Y hay, por supuesto, otro narrador, secreto, capaz de meterse en los últimos pensamientos de la niña antes de morir, reconciliada con ese mundo atroz; capaz también de enhebrar el relato de la multitud de sueños del grupo en la casona vacía, sueños en los que los personajes abandonan el árido realismo del film para entregarse a los prodigios del género fantástico.

Todas estas ideas son tremendamente literarias y lo extraordinario es que funcionan a las mil maravillas en el dispositivo cinematográfico de Tarr. Porque esta base literaria no luciría tan brillante si no fuera por la suntuosa puesta de cámara, por la belleza arrebatadora de una luz plateada que transfigura el feo andurrial en el que los personajes se arrastran; y por el majestuoso, lento y seguro ritmo en el que se desenvuelve cada acto. La teatralidad de algunas escenas, la presencia imponente del elenco, nunca hacen ruido en el sistema fílmico de Sátántangó. Teatro, novela, música, fotografía, steadycam, zooms, travellings circulares, grúas, monólogos, profecías, desvaríos, silencios, dictados y rezos, danzas, ruinas, gatos, lechuzas, cerdos, ovejas y pantalla en negro: todos los recursos se integran en una summa artística que parece compendiar el repertorio completo del arte occidental.


Pero esto es sólo el ojo que mira hacia atrás, porque Sátántangó también es el filme de la década del 90 que anticipa el cine del nuevo milenio. Un cine que desanda el camino de Griffith para volver a explorar senderos que fueron abandonados prematuramente cuando se impuso el código narrativo industrial. El cine como experiencia más que como relato, como obstinación de seguir caminando, de seguir y seguir un paso absorto, como los extraviados de Gerry, de seguir y seguir caminando, como repite el delirio del loco Kelemen. Estas caminatas-extravíos hoy continuadas por el áspero andar de Autohystoria.

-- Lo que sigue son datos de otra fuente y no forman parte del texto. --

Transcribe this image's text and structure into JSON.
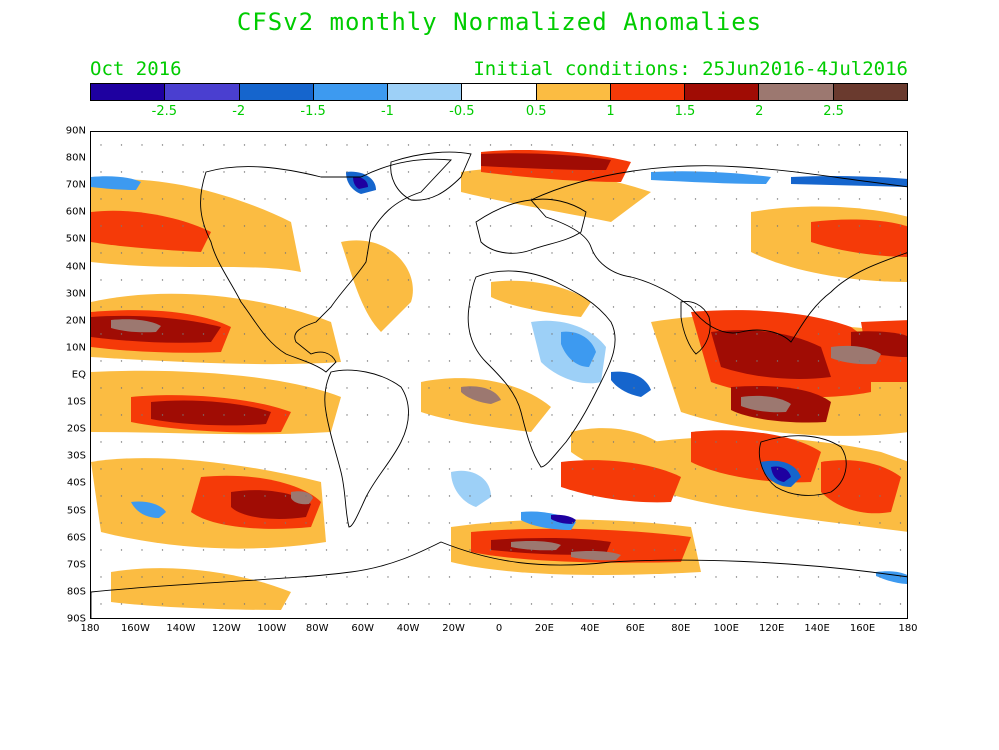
{
  "title": "CFSv2 monthly Normalized Anomalies",
  "forecast_month": "Oct 2016",
  "initial_conditions": "Initial conditions: 25Jun2016-4Jul2016",
  "colorbar": {
    "colors": [
      "#1e00a0",
      "#4a3fd0",
      "#1565cd",
      "#3d9af0",
      "#9dd0f7",
      "#ffffff",
      "#fbbc42",
      "#f53a08",
      "#a00c04",
      "#9c7870",
      "#6a3a2e"
    ],
    "labels": [
      "-2.5",
      "-2",
      "-1.5",
      "-1",
      "-0.5",
      "0.5",
      "1",
      "1.5",
      "2",
      "2.5"
    ]
  },
  "axes": {
    "lat_labels": [
      "90N",
      "80N",
      "70N",
      "60N",
      "50N",
      "40N",
      "30N",
      "20N",
      "10N",
      "EQ",
      "10S",
      "20S",
      "30S",
      "40S",
      "50S",
      "60S",
      "70S",
      "80S",
      "90S"
    ],
    "lon_labels": [
      "180",
      "160W",
      "140W",
      "120W",
      "100W",
      "80W",
      "60W",
      "40W",
      "20W",
      "0",
      "20E",
      "40E",
      "60E",
      "80E",
      "100E",
      "120E",
      "140E",
      "160E",
      "180"
    ]
  }
}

domingo, 13 de abril de 2008

BAFICI: Bela Tarr


The man from London, Bela Tarr, Hungría, Francia, 2007

Algo, una mole blanca emerge de la bruma con parsimonia y es seguida por la cámara, que al final, trepa hacia arriba descubriendo que se trata de un barco. Todo irá apareciendo de modo poco común. De ese modo se descubre la nuca del hombre de rostro crispado que desde el mirador del puerto donde trabaja ha presenciado todo: el crimen y el intento de robo de una valija que antes habìa sido recibida por otro hombre que muere. La valija se hundió en el agua. El hombre que tiene por oficio mirar, custodiar, la rescata.

El espectador no sabe qué ha pasado. No ve la valija hasta que él la abre y caen las gotas lentamente, descubriendo su contenido en libras esterlinas que serán secadas en la estufa del mirador.

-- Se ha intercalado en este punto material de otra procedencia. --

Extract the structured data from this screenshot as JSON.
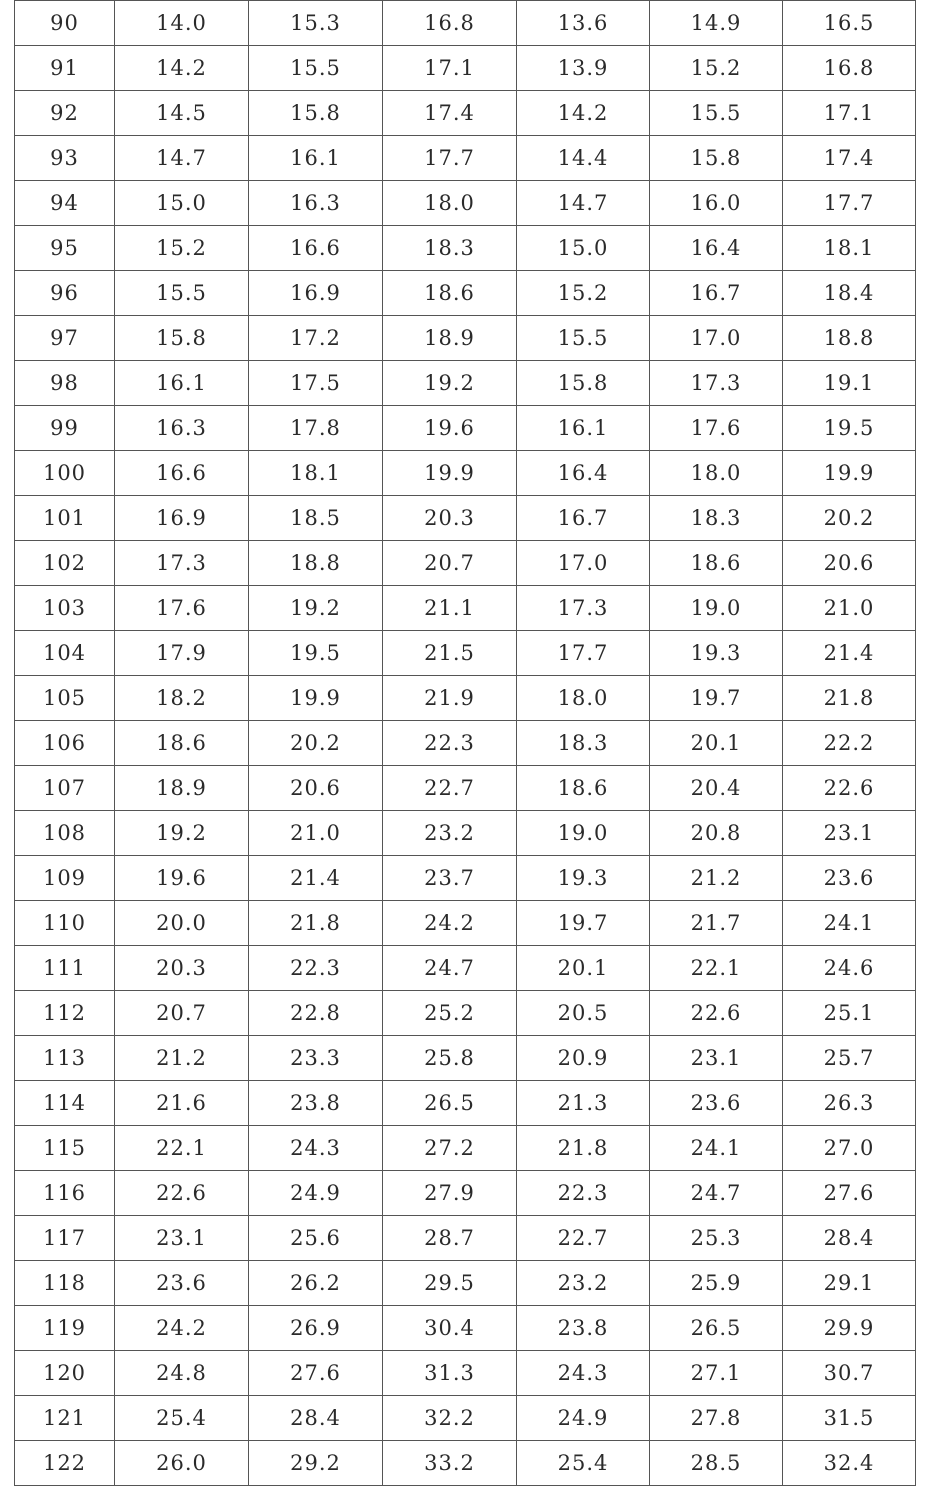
{
  "table": {
    "rows": [
      [
        "90",
        "14.0",
        "15.3",
        "16.8",
        "13.6",
        "14.9",
        "16.5"
      ],
      [
        "91",
        "14.2",
        "15.5",
        "17.1",
        "13.9",
        "15.2",
        "16.8"
      ],
      [
        "92",
        "14.5",
        "15.8",
        "17.4",
        "14.2",
        "15.5",
        "17.1"
      ],
      [
        "93",
        "14.7",
        "16.1",
        "17.7",
        "14.4",
        "15.8",
        "17.4"
      ],
      [
        "94",
        "15.0",
        "16.3",
        "18.0",
        "14.7",
        "16.0",
        "17.7"
      ],
      [
        "95",
        "15.2",
        "16.6",
        "18.3",
        "15.0",
        "16.4",
        "18.1"
      ],
      [
        "96",
        "15.5",
        "16.9",
        "18.6",
        "15.2",
        "16.7",
        "18.4"
      ],
      [
        "97",
        "15.8",
        "17.2",
        "18.9",
        "15.5",
        "17.0",
        "18.8"
      ],
      [
        "98",
        "16.1",
        "17.5",
        "19.2",
        "15.8",
        "17.3",
        "19.1"
      ],
      [
        "99",
        "16.3",
        "17.8",
        "19.6",
        "16.1",
        "17.6",
        "19.5"
      ],
      [
        "100",
        "16.6",
        "18.1",
        "19.9",
        "16.4",
        "18.0",
        "19.9"
      ],
      [
        "101",
        "16.9",
        "18.5",
        "20.3",
        "16.7",
        "18.3",
        "20.2"
      ],
      [
        "102",
        "17.3",
        "18.8",
        "20.7",
        "17.0",
        "18.6",
        "20.6"
      ],
      [
        "103",
        "17.6",
        "19.2",
        "21.1",
        "17.3",
        "19.0",
        "21.0"
      ],
      [
        "104",
        "17.9",
        "19.5",
        "21.5",
        "17.7",
        "19.3",
        "21.4"
      ],
      [
        "105",
        "18.2",
        "19.9",
        "21.9",
        "18.0",
        "19.7",
        "21.8"
      ],
      [
        "106",
        "18.6",
        "20.2",
        "22.3",
        "18.3",
        "20.1",
        "22.2"
      ],
      [
        "107",
        "18.9",
        "20.6",
        "22.7",
        "18.6",
        "20.4",
        "22.6"
      ],
      [
        "108",
        "19.2",
        "21.0",
        "23.2",
        "19.0",
        "20.8",
        "23.1"
      ],
      [
        "109",
        "19.6",
        "21.4",
        "23.7",
        "19.3",
        "21.2",
        "23.6"
      ],
      [
        "110",
        "20.0",
        "21.8",
        "24.2",
        "19.7",
        "21.7",
        "24.1"
      ],
      [
        "111",
        "20.3",
        "22.3",
        "24.7",
        "20.1",
        "22.1",
        "24.6"
      ],
      [
        "112",
        "20.7",
        "22.8",
        "25.2",
        "20.5",
        "22.6",
        "25.1"
      ],
      [
        "113",
        "21.2",
        "23.3",
        "25.8",
        "20.9",
        "23.1",
        "25.7"
      ],
      [
        "114",
        "21.6",
        "23.8",
        "26.5",
        "21.3",
        "23.6",
        "26.3"
      ],
      [
        "115",
        "22.1",
        "24.3",
        "27.2",
        "21.8",
        "24.1",
        "27.0"
      ],
      [
        "116",
        "22.6",
        "24.9",
        "27.9",
        "22.3",
        "24.7",
        "27.6"
      ],
      [
        "117",
        "23.1",
        "25.6",
        "28.7",
        "22.7",
        "25.3",
        "28.4"
      ],
      [
        "118",
        "23.6",
        "26.2",
        "29.5",
        "23.2",
        "25.9",
        "29.1"
      ],
      [
        "119",
        "24.2",
        "26.9",
        "30.4",
        "23.8",
        "26.5",
        "29.9"
      ],
      [
        "120",
        "24.8",
        "27.6",
        "31.3",
        "24.3",
        "27.1",
        "30.7"
      ],
      [
        "121",
        "25.4",
        "28.4",
        "32.2",
        "24.9",
        "27.8",
        "31.5"
      ],
      [
        "122",
        "26.0",
        "29.2",
        "33.2",
        "25.4",
        "28.5",
        "32.4"
      ]
    ]
  }
}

Nadie más ha visto esta escena, ni podrá descubrirla nunca.
Nadie antes ha filmado un hecho policial de esta manera: algo se inaugura. George Simenon tampoco ha escrito una novela policial convencional. El robo es lo de menos, lo de más... es el modo de filmar de Bela Tarr.

Es funcional la lentitud para que puedan invadirnos los pensamientos. Ante un hombre que no es un delincuente pero se atreve a delinquir. Que no descuida su partida de ajedrez, ni siquiera ese día en el bar en el que una mujer toca el acordeón, mientras la policía teje sus hipótesis.